Published : Wednesday, February 12, 2020 | 6:02 AM
My name is Christina Terrazas and I am an engineer with the city of Pasadena fire department.
Pasadena Now; Tell me about yourself, you’ve been in the department for 18 years. Tell me about your job. What do you do day to day?
I have been there for a little over 18 years. I originally started when I was in high school. I lived in Ventura County and I was an explorer or cadet up in Ventura. It was a high school program, which Pasadena actually has an Explorer post-program and we would like to hopefully transition some of these girls into that program as well. It’s a career builder for you. It looks great on a resume and it starts to develop the mental capacity of what it entails on a daily basis to perform the job. It’s a certain kind of lifestyle when you do emergency services. So you have an understanding of what you’re getting yourself into. I was very passionate about the career and I continued to pursue it.
So do you climb up the ladder and carry people out of burning buildings as well?
Yes, we do. We are all firefighters. We are all required to pass the same level of requirements fitness-wise as well as, all of our education and training. And we are held to the same standard that the men are held to.
Tell me about the program. What is it exactly?
So we are doing our first girl’s camp of March 14th, 2020, which is a one day girls camp. That will be 8 a.m. to 5 p.m. We’re having girls from ages 14 to 18 apply and we will probably be taking about 16 to 20 of them as the first group. We currently have eight female firefighters in the city of Pasadena. And so our goal is, is to introduce the fire service through techniques and equipment that we currently use for firefighting and EMS on the job and do side by side with young girls to give them a positive experience build their confidence, mentor them and give them, an insight on what it takes to be a female firefighter.
How long has the camp been in existence? How long have you guys done this?
This is is the first one. We have not had one, specifically within our department, and it’s something that we noticed that we need. I’ve been with the city for a little over 18 years and we have some other females that have been there for about 15 years or more. And then there’s a big gap. Two current females that we have, have about a year or less on. So there’s been a gap where we haven’t captured a lot of females coming into the fire service and we’re looking to plant the seed in younger girls minds. Hopefully some of them can become 30-year career firefighters. And to do that, the high school level is really where you need to start introducing them into the field because it’s very competitive and there’s a lot of things that they could do in high school to start career tracking.
I would imagine fitness is a huge part of it.
It’s a huge part of it. But because a lot of women are intimidated I think by just the job in general and the way it’s portrayed or what they think. It’s very strenuous, but girls are very strong. And I think that we’re in a time where we have females in the fire service. They’ve been around since the 70s, and those are our trailblazers, but they’re still wasn’t a great number of them. We’re still a very low percentage. There’s only about 3 percent female firefighters nationwide in general. So we’re fortunate enough that we have eight women in our department.

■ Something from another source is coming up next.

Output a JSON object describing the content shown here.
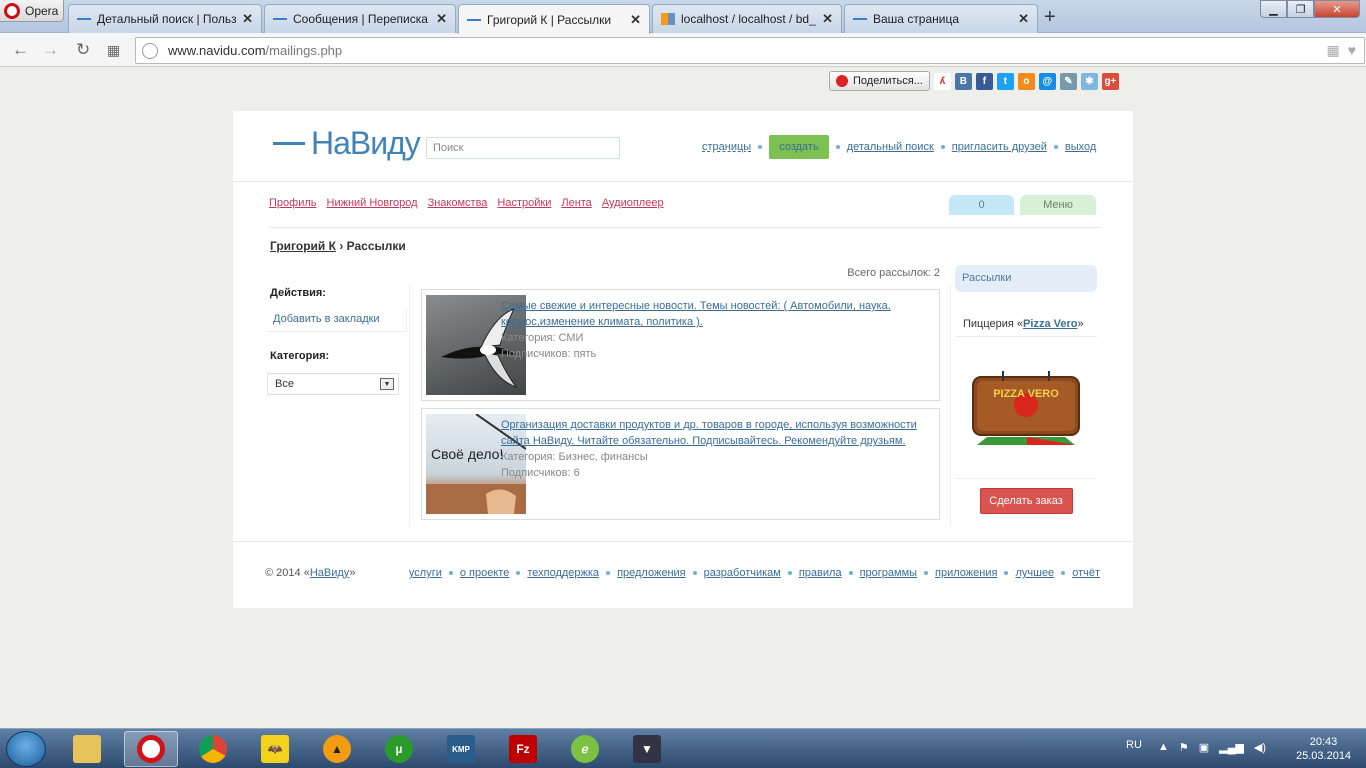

I drive a fire engine on every emergency call. I work at Fire Station 37. We do a 48-hour shift, so I go to work for two days and then we have four days off. We also have a water tender out of that station, which I’m qualified to drive, which is basically a fire pump apparatus that has over 2000 gallons of water on it. So I drive that piece of apparatus and I’m also qualified to drive the ladder trucks in the city of Pasadena. All of our engineers are qualified to drive our ladder trucks and our engine. And I had to get a class B driver’s license for that.